Connor was halfway back to Hank’s sun-bleached Honda Odyssey (unclear if the original color was beige or silver) when a familiar voice shouted his name.
He turned just in time for a rolled-up ball of socks to hit him between the eyes.
Richard waved from one of the upstairs windows of the Stern residence as Connor picked the socks up off the pavement. They were his beloved fish socks. Richard must have rescued them from the dumpster after Amanda threw them out.
“I’ll look out for him!” Richard pointed toward Ronan’s bedroom, where his youngest brother was staring out at him like an abandoned puppy. Amanda probably didn’t allow them out to say goodbye.
Connor squeezed the socks, then waved to them both. He promised himself that if he really got out—if this wasn’t all just temporary—he’d come back for them.
“I didn’t know you had brothers,” Markus said as he loaded up Connor’s suitcase for him. “They look just like you.”
“We all go to different schools.” Just one more way Amanda subtly hint that they weren’t family.
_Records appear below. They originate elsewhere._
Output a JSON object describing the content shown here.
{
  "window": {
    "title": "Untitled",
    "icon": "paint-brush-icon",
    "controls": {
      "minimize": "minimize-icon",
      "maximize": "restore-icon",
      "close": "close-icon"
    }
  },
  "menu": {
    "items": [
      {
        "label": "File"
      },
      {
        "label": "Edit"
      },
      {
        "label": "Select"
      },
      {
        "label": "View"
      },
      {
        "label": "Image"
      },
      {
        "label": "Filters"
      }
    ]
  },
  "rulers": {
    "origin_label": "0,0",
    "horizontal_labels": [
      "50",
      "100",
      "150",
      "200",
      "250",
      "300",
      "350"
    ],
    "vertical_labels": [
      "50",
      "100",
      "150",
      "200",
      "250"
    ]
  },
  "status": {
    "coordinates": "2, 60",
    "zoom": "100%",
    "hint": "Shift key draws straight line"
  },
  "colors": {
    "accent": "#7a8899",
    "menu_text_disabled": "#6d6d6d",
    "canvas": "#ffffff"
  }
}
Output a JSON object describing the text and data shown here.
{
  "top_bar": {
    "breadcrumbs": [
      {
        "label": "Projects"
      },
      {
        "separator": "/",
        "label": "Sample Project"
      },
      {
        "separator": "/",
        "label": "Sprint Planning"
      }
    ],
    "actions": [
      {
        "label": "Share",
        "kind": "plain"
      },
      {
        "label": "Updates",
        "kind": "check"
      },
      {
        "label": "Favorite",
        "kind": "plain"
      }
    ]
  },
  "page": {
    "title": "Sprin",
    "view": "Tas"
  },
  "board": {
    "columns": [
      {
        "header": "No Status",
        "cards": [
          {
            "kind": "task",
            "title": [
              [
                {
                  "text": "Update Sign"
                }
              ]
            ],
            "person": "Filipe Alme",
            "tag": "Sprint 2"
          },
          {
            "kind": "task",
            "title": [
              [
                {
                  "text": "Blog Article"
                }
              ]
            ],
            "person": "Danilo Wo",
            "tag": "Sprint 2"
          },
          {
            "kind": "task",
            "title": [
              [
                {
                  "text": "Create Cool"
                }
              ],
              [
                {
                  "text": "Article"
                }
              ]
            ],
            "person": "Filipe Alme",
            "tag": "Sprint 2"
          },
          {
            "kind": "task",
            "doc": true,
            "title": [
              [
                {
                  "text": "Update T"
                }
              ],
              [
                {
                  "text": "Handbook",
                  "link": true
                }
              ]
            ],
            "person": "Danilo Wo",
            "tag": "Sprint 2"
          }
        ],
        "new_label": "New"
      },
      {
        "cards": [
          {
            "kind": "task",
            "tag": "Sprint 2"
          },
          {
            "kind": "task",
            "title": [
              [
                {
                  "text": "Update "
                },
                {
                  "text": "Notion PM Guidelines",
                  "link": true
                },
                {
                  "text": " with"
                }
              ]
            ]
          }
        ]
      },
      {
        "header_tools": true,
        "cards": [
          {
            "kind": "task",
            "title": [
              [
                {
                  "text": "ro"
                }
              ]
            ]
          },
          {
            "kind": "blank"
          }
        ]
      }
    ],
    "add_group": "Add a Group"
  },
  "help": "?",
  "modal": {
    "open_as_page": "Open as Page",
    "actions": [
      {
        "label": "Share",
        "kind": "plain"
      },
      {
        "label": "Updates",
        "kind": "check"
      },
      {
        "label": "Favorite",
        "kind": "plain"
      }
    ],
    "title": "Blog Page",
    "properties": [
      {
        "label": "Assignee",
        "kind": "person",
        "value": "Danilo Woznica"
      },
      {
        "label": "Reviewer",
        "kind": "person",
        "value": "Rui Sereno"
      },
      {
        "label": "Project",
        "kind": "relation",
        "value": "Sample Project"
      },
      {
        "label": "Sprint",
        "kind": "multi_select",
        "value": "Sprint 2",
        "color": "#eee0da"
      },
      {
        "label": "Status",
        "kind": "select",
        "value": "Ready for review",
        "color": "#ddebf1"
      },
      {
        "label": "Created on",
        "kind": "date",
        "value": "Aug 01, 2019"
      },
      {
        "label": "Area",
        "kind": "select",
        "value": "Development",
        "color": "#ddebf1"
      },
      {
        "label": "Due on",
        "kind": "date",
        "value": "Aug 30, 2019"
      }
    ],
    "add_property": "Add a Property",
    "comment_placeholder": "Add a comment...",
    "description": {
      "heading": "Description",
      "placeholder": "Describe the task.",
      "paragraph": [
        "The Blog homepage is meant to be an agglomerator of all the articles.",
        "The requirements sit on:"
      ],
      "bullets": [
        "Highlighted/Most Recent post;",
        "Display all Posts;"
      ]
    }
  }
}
Markus, on the other hand, seemed to go out of his way to make Connor belong, from the moment they first met. Maybe it was the high of getting out of the police station, getting a new foster family—but Connor clearly misjudged him.
So, rather than head back to the front seat next to Hank, he slid into the middle row next to Leo, giving Markus the privilege to take shotgun or, maybe, the seat next to him. If he wanted.
Instead, Markus said, “Leo, would you sit on the hump? Connor’s the guest.”
Leo grumbled but climbed over Connor and folded his arms as he was sandwiched between them. Connor didn’t complain—they weren’t, technically, friends.
“You two steal my car again I’m shoving you in my tuba,” Leo said.
“Can’t believe you didn’t book ‘em!” Gavin complained from where he sprawled across the back row, checking his texts.
“Oh, don’t be such a rat, Gavin!” Leo said, then started chatting to him about some video game.
Markus gave Connor a grin around Leo’s shoulder. “Hey. Relax.”
“I know.” Connor took off his beanie and tried to smooth his hair. “I wish I had a chance to change.”
“We’re just going home,” Markus said. “We have to pick up Kara from the pool, Sumo from the vet, and North from roller derby.”
“Shit, forgot about North,” Hank said.
“Language!” the car’s occupants said in choir. Hank laughed like a pirate and performed a questionably legal U-turn. Sometimes Connor wondered why adults were allowed to drive.
“Those—those are all kids that live with you?” Connor asked.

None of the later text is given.